Date: 2010-09-22 12:54 am (UTC)
kelly_chambliss: (Default)
I generally think such issues are more rather than less complex than they first appear, but as I read post after post of I-don't-really-want-to-write-about-two-hot-white-guys-but. . . . I can't help thinking it's all a bit disingenuous. Not that any of the reasoning is necessarily false; it's just that it seems like a good-reason-versus-real-reason sort of situation. The "good reasons" are "hypocrisy (maybe). . .laziness. . .reinforced into the cultural pattern. . .self-discovery. . .self-concealment. . .Don't-Get-It-Wrong. . .we-subvert-the-patriarchy-by-being-queer-women-writing-slash. . .etc." And these reasons are not untrue.

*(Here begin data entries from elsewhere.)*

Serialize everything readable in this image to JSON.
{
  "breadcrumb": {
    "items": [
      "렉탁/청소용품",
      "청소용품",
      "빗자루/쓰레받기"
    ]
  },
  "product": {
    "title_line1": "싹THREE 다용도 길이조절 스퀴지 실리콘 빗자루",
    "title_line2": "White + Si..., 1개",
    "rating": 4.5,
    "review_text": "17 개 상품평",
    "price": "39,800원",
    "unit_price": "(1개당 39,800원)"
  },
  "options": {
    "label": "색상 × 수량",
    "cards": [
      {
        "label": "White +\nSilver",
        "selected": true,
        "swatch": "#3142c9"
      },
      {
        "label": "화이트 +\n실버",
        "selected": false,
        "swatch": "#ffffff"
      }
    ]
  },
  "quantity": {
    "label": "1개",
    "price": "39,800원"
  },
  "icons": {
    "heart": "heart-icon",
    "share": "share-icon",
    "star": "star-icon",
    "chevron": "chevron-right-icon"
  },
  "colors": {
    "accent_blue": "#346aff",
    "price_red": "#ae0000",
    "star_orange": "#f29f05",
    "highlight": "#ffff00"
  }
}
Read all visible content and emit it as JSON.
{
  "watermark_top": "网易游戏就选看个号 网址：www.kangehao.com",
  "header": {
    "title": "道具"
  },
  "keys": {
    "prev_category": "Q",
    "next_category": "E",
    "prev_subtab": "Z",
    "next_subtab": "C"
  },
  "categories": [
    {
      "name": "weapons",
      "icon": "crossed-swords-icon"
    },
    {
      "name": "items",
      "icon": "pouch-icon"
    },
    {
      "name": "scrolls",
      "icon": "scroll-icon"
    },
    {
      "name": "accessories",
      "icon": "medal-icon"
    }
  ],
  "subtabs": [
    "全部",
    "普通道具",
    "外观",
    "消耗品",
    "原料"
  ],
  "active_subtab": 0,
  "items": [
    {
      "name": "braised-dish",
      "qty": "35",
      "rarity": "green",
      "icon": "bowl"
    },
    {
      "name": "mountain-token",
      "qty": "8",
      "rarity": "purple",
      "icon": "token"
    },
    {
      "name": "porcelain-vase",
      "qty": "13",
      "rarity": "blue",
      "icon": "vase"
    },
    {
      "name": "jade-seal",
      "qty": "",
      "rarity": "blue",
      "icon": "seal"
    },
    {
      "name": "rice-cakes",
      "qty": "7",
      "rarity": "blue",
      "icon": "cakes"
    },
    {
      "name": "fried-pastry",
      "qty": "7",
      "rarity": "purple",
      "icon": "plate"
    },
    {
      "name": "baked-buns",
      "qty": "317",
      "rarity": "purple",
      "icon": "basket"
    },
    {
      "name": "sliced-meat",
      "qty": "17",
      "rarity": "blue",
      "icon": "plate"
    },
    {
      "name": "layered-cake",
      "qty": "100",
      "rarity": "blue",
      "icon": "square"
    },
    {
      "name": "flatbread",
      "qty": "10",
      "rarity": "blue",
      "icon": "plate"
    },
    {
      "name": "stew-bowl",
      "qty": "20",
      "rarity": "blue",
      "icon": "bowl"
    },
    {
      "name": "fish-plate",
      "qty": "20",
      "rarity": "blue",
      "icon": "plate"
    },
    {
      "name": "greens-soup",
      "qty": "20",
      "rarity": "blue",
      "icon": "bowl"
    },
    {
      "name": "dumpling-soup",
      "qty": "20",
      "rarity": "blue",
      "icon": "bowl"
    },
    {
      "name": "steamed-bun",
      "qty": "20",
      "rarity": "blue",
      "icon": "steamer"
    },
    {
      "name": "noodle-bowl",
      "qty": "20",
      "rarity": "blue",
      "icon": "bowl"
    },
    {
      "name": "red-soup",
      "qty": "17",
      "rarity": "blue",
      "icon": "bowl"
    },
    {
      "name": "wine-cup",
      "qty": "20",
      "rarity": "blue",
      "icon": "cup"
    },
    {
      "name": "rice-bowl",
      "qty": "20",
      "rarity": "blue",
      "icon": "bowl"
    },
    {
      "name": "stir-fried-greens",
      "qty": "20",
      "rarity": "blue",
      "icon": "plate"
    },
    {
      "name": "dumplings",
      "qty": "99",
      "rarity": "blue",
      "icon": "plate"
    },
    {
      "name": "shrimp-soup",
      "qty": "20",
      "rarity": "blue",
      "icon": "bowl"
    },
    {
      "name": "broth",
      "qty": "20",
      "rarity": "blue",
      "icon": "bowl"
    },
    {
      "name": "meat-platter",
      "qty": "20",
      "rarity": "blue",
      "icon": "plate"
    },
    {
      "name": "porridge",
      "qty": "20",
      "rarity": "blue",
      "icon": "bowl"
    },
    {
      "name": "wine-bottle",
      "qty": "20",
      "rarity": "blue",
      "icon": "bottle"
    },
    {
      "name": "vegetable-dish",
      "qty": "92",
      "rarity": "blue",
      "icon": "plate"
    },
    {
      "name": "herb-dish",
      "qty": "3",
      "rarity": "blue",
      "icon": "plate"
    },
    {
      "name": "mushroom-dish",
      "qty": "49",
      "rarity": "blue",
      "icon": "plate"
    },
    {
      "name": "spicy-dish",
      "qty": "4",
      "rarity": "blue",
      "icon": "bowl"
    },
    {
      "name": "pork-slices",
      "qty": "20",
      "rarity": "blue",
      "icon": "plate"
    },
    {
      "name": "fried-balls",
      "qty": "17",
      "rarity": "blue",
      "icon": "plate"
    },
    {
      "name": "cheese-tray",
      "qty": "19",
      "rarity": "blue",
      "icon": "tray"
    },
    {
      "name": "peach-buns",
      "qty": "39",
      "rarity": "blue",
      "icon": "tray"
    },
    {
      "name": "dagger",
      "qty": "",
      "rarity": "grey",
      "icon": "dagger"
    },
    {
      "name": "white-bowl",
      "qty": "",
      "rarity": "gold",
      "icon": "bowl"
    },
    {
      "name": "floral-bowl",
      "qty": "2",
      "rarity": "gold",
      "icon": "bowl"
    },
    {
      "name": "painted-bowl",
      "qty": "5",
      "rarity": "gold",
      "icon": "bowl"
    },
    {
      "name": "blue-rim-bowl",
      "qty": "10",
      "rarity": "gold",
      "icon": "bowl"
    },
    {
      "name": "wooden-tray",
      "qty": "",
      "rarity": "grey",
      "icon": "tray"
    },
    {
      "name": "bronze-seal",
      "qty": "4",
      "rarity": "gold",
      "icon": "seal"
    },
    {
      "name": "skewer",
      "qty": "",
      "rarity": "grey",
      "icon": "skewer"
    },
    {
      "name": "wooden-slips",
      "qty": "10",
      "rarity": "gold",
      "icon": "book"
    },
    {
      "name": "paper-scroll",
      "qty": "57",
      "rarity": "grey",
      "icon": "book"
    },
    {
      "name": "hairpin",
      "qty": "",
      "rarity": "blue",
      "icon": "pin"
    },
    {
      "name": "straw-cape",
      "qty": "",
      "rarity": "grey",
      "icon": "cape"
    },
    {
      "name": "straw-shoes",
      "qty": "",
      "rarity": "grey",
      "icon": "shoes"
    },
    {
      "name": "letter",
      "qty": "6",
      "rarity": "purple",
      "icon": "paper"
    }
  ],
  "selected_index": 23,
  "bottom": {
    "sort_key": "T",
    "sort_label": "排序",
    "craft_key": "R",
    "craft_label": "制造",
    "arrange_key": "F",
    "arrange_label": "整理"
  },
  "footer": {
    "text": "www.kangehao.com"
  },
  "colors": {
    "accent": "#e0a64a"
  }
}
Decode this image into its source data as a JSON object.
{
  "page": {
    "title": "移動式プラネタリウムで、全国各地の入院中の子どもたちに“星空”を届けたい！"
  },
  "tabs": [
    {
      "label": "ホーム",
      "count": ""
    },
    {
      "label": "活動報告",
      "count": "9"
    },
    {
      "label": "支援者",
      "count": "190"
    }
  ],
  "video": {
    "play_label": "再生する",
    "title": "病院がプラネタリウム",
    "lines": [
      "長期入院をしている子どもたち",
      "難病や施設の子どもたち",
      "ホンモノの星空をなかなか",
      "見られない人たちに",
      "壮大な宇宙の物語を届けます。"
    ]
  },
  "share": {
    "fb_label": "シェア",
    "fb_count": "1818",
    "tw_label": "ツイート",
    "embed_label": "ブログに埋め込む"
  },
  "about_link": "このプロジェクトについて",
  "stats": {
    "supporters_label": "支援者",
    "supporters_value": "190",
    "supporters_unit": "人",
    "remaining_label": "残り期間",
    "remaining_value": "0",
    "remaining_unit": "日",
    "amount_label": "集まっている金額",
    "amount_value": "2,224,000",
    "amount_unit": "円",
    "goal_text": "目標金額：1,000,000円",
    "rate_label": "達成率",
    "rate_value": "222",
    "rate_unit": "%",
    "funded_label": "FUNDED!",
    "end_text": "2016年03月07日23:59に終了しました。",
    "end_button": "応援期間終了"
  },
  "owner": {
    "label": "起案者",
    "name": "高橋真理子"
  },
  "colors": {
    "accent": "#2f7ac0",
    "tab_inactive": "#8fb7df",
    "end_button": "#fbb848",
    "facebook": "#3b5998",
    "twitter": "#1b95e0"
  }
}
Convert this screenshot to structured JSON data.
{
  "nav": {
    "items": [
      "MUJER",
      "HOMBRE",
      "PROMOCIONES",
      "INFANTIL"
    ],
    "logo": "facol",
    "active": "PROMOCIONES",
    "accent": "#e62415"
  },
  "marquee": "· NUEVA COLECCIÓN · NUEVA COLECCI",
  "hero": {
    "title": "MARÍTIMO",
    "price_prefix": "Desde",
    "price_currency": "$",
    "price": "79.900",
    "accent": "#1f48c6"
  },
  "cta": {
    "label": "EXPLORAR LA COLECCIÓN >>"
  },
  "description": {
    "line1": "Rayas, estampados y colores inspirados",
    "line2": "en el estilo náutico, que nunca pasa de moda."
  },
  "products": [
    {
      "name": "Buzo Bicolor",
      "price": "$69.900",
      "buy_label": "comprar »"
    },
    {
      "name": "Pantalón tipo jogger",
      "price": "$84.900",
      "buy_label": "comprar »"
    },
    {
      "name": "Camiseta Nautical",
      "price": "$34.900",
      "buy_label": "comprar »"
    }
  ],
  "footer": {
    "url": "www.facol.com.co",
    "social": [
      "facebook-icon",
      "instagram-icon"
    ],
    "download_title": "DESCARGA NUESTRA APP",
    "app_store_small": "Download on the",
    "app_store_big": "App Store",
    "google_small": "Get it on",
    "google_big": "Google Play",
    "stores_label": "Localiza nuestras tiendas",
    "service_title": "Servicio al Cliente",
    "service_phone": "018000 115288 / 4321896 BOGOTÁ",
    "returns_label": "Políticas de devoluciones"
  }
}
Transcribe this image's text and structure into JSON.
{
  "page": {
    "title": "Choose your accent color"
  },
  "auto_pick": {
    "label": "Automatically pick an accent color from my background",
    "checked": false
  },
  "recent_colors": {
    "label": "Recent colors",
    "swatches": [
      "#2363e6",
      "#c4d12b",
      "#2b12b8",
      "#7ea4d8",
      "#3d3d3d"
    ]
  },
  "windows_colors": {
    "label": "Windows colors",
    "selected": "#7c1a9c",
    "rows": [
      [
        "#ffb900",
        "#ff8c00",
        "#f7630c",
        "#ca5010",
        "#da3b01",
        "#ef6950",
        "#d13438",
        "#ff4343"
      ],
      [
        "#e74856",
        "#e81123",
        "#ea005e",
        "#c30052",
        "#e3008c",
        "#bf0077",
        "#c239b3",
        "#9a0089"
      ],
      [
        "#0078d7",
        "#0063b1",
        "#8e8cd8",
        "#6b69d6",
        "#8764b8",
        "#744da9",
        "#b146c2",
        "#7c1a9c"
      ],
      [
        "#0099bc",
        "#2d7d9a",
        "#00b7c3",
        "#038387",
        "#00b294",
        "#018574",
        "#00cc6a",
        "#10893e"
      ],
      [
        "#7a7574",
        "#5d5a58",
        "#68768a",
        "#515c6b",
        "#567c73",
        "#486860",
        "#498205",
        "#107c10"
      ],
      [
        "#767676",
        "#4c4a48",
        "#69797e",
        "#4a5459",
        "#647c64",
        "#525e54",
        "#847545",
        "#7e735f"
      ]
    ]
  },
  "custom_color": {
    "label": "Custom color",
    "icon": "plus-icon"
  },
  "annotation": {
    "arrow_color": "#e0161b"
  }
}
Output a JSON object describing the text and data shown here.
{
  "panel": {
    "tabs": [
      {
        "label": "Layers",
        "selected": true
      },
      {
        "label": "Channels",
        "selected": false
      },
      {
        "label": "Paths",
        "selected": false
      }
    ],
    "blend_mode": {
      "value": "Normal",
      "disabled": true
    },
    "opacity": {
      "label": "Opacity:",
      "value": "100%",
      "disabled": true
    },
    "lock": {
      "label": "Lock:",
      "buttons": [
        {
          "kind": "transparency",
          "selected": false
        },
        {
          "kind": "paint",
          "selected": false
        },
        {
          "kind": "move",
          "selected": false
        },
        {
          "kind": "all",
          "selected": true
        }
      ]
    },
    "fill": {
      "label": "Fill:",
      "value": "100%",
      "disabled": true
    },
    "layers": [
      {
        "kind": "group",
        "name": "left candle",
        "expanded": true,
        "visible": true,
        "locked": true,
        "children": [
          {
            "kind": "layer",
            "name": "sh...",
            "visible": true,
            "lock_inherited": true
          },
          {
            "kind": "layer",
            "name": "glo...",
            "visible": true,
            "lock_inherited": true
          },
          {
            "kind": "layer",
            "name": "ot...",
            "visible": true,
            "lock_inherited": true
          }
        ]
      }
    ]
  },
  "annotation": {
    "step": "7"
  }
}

But the "real reasons," it seems to me, aren't too difficult to discern: people write what they want to write...because it pleases them, comforts them, satisfies them, makes them hot, excites them. And what I'm hearing is that white-boy-slash writers are getting that pleasure/comfort/excitement from white-boy-slash -- regardless of what they think they "ought" to be writing. They write it because they want to.

I'm not judging here...not saying this is a good or bad thing. I think it's just a thing. I'm not sure it needs any elaborate justification or excuse or explanation. It is what it is: slash for fun and hotness. Why not? It's not what turns me on, but so what? Many things that DO turn me on are no doubt equally indefensible in a social-justice or gender-equality sense. White-boy slash probably doesn't make the world a better place, but so what? Does it make the world a worse place? It might, but I'm not sure quite how. Is it hypocrisy? I don't think so -- at least not in the usual sense of the word. Here is where the complexity comes in: writing slash obviously serves some sort of psychological need for the people who write it. It benefits them in some way (somewhat differently for each person, probably), and it doesn't seem to be doing overt harm, so I say -- don't agonize. Just write what you want to write. Enjoy it for what it is. Don't expect it to be what it's not. And work for justice some other way.

If I'm being horribly offensive, Maggie dear, do tell me, and I'll delete this. I don't mean to be. And maybe it's too easy for me, a person not particularly moved by two-hot-white-boys, to be dismissive of the anxiety. I don't mean to be that, either. If I'm the one being disingenuous, tell me.

Okay, I'll shut up now, lest I become even more annoying.